Jeff and his team have built ‘Grok‘ to monitor AWS systems and report on anomalies within them.
They have open sourced a lot of their work as the NuPIC, the Numenta Platform for Intelligent Computing, at numenta.org. He warned that there is a steep learning curve to understanding and making use of the Cortical Learning Algorithm they have designed, but that it is very interesting for those who make the journey.
Another application Jeff demonstrated is the creation of sparse distributed representations by unsupervised machine learning, which they used to model language and then make predictions about how new words might be related to previously learnt ones. He showed two great examples, one where the intelligence was able to predict what a fox might eat based on knowledge it had about other animals, and one where they performed mathematical operations on the word representations to discover that, after removing the word “fruit” from “apple”, the words most closely related to the result were “computer” and other words related to Apple Inc products, such as “macintosh”.
The Future of Machine Intelligence
Because signals in the brain are relatively slow and the size of our brains is limited by our biology, Jeff believes we should be able to build software brains that are much bigger and much faster than human brains.
He finished off by asking the question: “Why create intelligent machines?” and offered two answers:
- Live better (by using machine intelligence to solve global problems)
- Learn more (by using machine intelligence to research the universe)
The slides from Jeff’s talk are available on the YOW! website. You can also watch an older version of Jeff’s talk from StrangeLoop 2012 on InfoQ. He has added some stuff to the talk since then, so definitely go and see him speak if you get a chance.
Image credits: ‘Light of ideas‘ by Saad Faruque
I’m glad this is the sort of consensus people are coming to w.r.t. machine learning. I haven’t gone through the material yet but for me the end goal is a distributed, fault tolerant, social (or maybe “selfish”) machine learning.

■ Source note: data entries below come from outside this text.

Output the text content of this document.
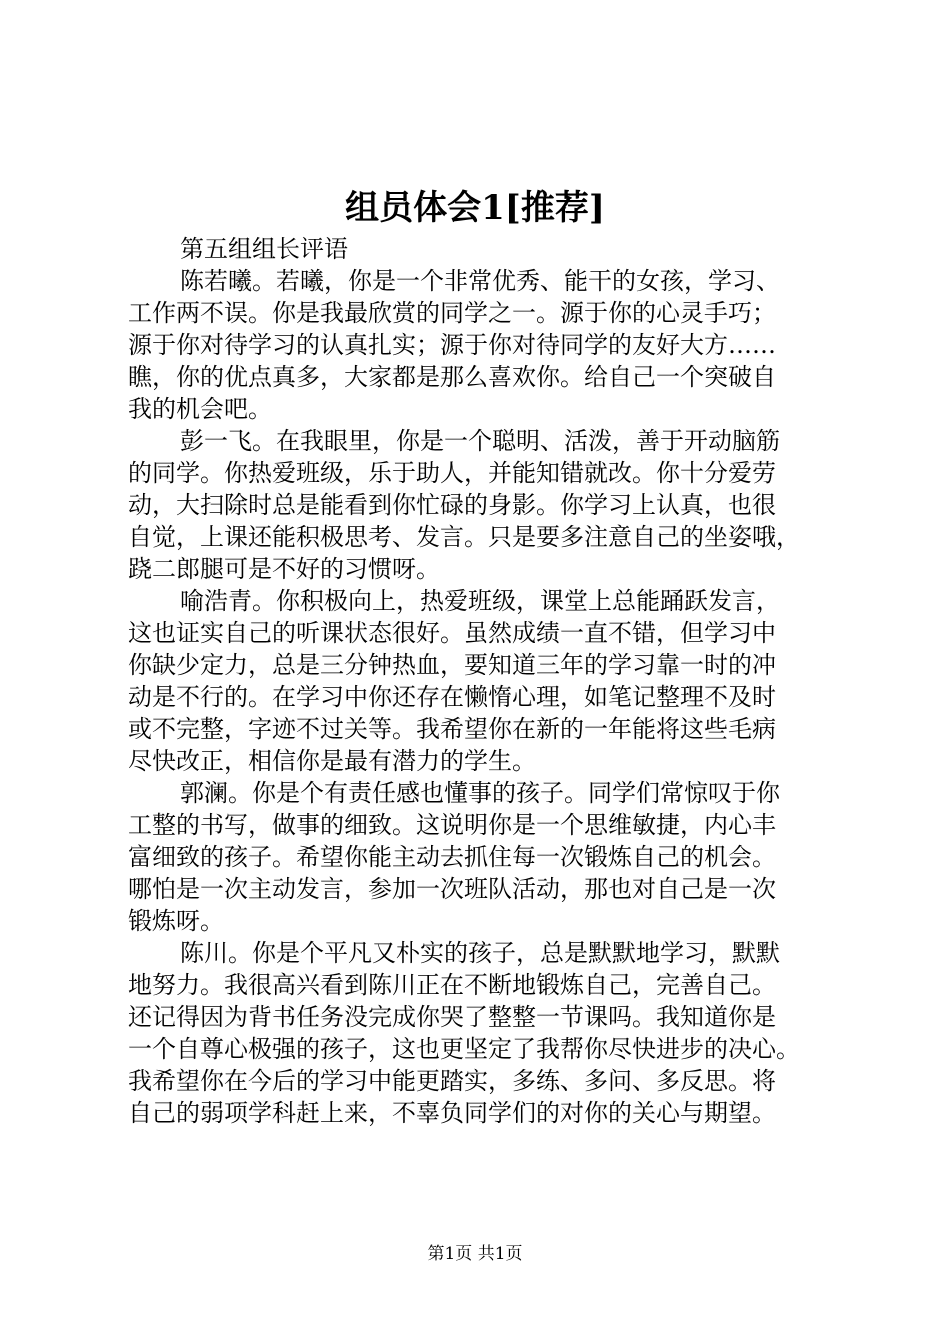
组员体会1[推荐]

第五组组长评语

陈若曦。若曦，你是一个非常优秀、能干的女孩，学习、
工作两不误。你是我最欣赏的同学之一。源于你的心灵手巧；
源于你对待学习的认真扎实；源于你对待同学的友好大方……
瞧，你的优点真多，大家都是那么喜欢你。给自己一个突破自
我的机会吧。
彭一飞。在我眼里，你是一个聪明、活泼，善于开动脑筋
的同学。你热爱班级，乐于助人，并能知错就改。你十分爱劳
动，大扫除时总是能看到你忙碌的身影。你学习上认真，也很
自觉，上课还能积极思考、发言。只是要多注意自己的坐姿哦，
跷二郎腿可是不好的习惯呀。
喻浩青。你积极向上，热爱班级，课堂上总能踊跃发言，
这也证实自己的听课状态很好。虽然成绩一直不错，但学习中
你缺少定力，总是三分钟热血，要知道三年的学习靠一时的冲
动是不行的。在学习中你还存在懒惰心理，如笔记整理不及时
或不完整，字迹不过关等。我希望你在新的一年能将这些毛病
尽快改正，相信你是最有潜力的学生。
郭澜。你是个有责任感也懂事的孩子。同学们常惊叹于你
工整的书写，做事的细致。这说明你是一个思维敏捷，内心丰
富细致的孩子。希望你能主动去抓住每一次锻炼自己的机会。
哪怕是一次主动发言，参加一次班队活动，那也对自己是一次
锻炼呀。
陈川。你是个平凡又朴实的孩子，总是默默地学习，默默
地努力。我很高兴看到陈川正在不断地锻炼自己，完善自己。
还记得因为背书任务没完成你哭了整整一节课吗。我知道你是
一个自尊心极强的孩子，这也更坚定了我帮你尽快进步的决心。
我希望你在今后的学习中能更踏实，多练、多问、多反思。将
自己的弱项学科赶上来，不辜负同学们的对你的关心与期望。
第1页 共1页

To see a really trivial example, look at RIP (http://en.wikipedia.org/wiki/Routing_Information_Protocol)
The idea being that each node is selfish, each node does a simple not-very-smart thing, and eventually, all nodes converge on a solution together. The difficulty with algorithms like this is proving dominance and convergence. i.e. showing that the algorithm cannot be “gamed” so as to force the world not to converge, and that the algorithm does in fact, eventually, converge on the right solution. What this means is that the algorithm is actually implemented as a *protocol*. I think it’s really valuable having design patterns like this.